Even the strongest combination of Claude-Haiku 4.5 + GPT-Engineer achieves only 53.75% Req. Acc, indicating that E2ESD remains a formidable challenge.
MetaGPT approaches 0% success across nearly all LLM backbones, rooted in inter-agent communication breakdown — programmers ignore architects' file structures, and product managers overwrite and compress original requirements.
Multi-agent frameworks incur substantial interaction overhead (ChatDev averages 15.72 dialogue turns) with limited performance gains, sometimes underperforming Vanilla LLM.
The gap between Soft Req. Acc and Req. Acc exceeds 25%, indicating that models can implement basic functionality but fail to handle complex edge cases.
Framework performance is heavily dependent on backbone capability; weaker models can be further degraded by framework overhead.

Highlights & Insights¶

Introducing BDD methodology into LLM evaluation represents an insightful cross-domain transfer — applying the mature software engineering practice of Given-When-Then to the verification of AI-generated code.
The iterative self-correction mechanism in HITL-MAA (Dry Run + Test Runner) resolves 80% of logical errors, demonstrating the practical utility of LLMs within annotation pipelines.
Failure mode analysis exposes a fundamental issue in multi-agent architectures: information is progressively diluted as it passes between agents, preserving high-level functionality while losing fine-grained details.
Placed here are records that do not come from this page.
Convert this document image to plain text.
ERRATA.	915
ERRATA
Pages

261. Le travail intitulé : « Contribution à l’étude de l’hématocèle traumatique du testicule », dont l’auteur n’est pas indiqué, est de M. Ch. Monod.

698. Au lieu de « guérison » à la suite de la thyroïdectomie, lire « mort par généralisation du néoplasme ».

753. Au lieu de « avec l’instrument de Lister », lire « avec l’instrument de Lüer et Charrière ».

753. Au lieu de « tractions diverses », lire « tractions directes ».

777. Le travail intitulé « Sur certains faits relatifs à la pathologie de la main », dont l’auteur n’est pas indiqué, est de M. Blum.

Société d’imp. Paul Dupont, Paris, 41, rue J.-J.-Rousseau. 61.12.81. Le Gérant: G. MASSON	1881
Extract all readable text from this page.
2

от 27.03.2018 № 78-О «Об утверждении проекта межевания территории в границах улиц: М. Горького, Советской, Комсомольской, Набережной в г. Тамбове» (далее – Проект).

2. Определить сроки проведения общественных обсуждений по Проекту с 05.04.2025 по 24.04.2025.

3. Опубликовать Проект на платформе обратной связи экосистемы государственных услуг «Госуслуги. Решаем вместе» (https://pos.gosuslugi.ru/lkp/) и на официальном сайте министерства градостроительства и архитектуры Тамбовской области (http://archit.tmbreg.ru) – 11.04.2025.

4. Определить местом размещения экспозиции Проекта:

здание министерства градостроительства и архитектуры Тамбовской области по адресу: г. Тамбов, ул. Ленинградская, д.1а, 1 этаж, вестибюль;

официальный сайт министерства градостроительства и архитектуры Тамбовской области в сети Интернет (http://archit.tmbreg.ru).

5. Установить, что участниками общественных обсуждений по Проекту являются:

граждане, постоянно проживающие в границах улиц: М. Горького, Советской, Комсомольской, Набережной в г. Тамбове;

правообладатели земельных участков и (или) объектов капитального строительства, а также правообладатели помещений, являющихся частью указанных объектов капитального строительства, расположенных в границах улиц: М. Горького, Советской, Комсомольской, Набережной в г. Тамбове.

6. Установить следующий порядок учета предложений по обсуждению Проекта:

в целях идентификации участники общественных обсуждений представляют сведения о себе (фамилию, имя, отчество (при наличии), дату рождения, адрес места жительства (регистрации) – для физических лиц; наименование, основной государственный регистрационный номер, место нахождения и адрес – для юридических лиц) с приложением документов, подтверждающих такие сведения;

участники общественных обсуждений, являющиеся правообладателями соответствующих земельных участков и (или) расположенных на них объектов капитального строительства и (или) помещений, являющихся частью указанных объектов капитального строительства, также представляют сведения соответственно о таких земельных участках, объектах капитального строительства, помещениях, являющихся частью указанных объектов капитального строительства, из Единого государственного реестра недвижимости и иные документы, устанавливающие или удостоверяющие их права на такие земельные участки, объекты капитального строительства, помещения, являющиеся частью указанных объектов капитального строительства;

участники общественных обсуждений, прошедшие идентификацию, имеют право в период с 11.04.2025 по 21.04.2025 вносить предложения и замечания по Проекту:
Limitations & Future Work¶

Coverage is limited to web applications; while the authors argue this constitutes a "lower-bound test," challenges in desktop, mobile, and backend applications may differ substantially.
The benchmark scale of 46 projects is constrained by the high cost of repository-level benchmark construction.
CI/CD integration and deep backend verification are excluded in favor of browser-automation-based black-box testing.
Future work may extend the benchmark into a continuously updated public leaderboard supporting longitudinal evaluation.

vs. rSDE-Bench: rSDE-Bench uses function-level unit tests to verify outputs; E2EDev uses BDD tests to verify behavior from a user perspective, at a granularity more aligned with real usage scenarios.
vs. SoftwareDev/SRDD: These rely on vague descriptions and human evaluation; E2EDev provides fine-grained requirements and automated deterministic assessment.
vs. Mle-Bench/GitTaskBench: These focus on ML pipelines and repository operations, respectively; E2EDev targets the complete pipeline from requirements to executable projects.

Rating¶

Novelty: ⭐⭐⭐⭐ Introducing BDD into LLM E2ESD evaluation is a meaningful contribution, though the benchmark construction methodology itself is relatively straightforward.
Experimental Thoroughness: ⭐⭐⭐⭐⭐ Covers 6 LLM backbones × 6 frameworks with additional manual failure mode analysis — highly comprehensive.
Writing Quality: ⭐⭐⭐⭐ Well-structured with intuitive figures and in-depth analysis.
Value: ⭐⭐⭐⭐ Fills a gap in reliable E2ESD evaluation; failure mode analysis provides direct guidance for framework design.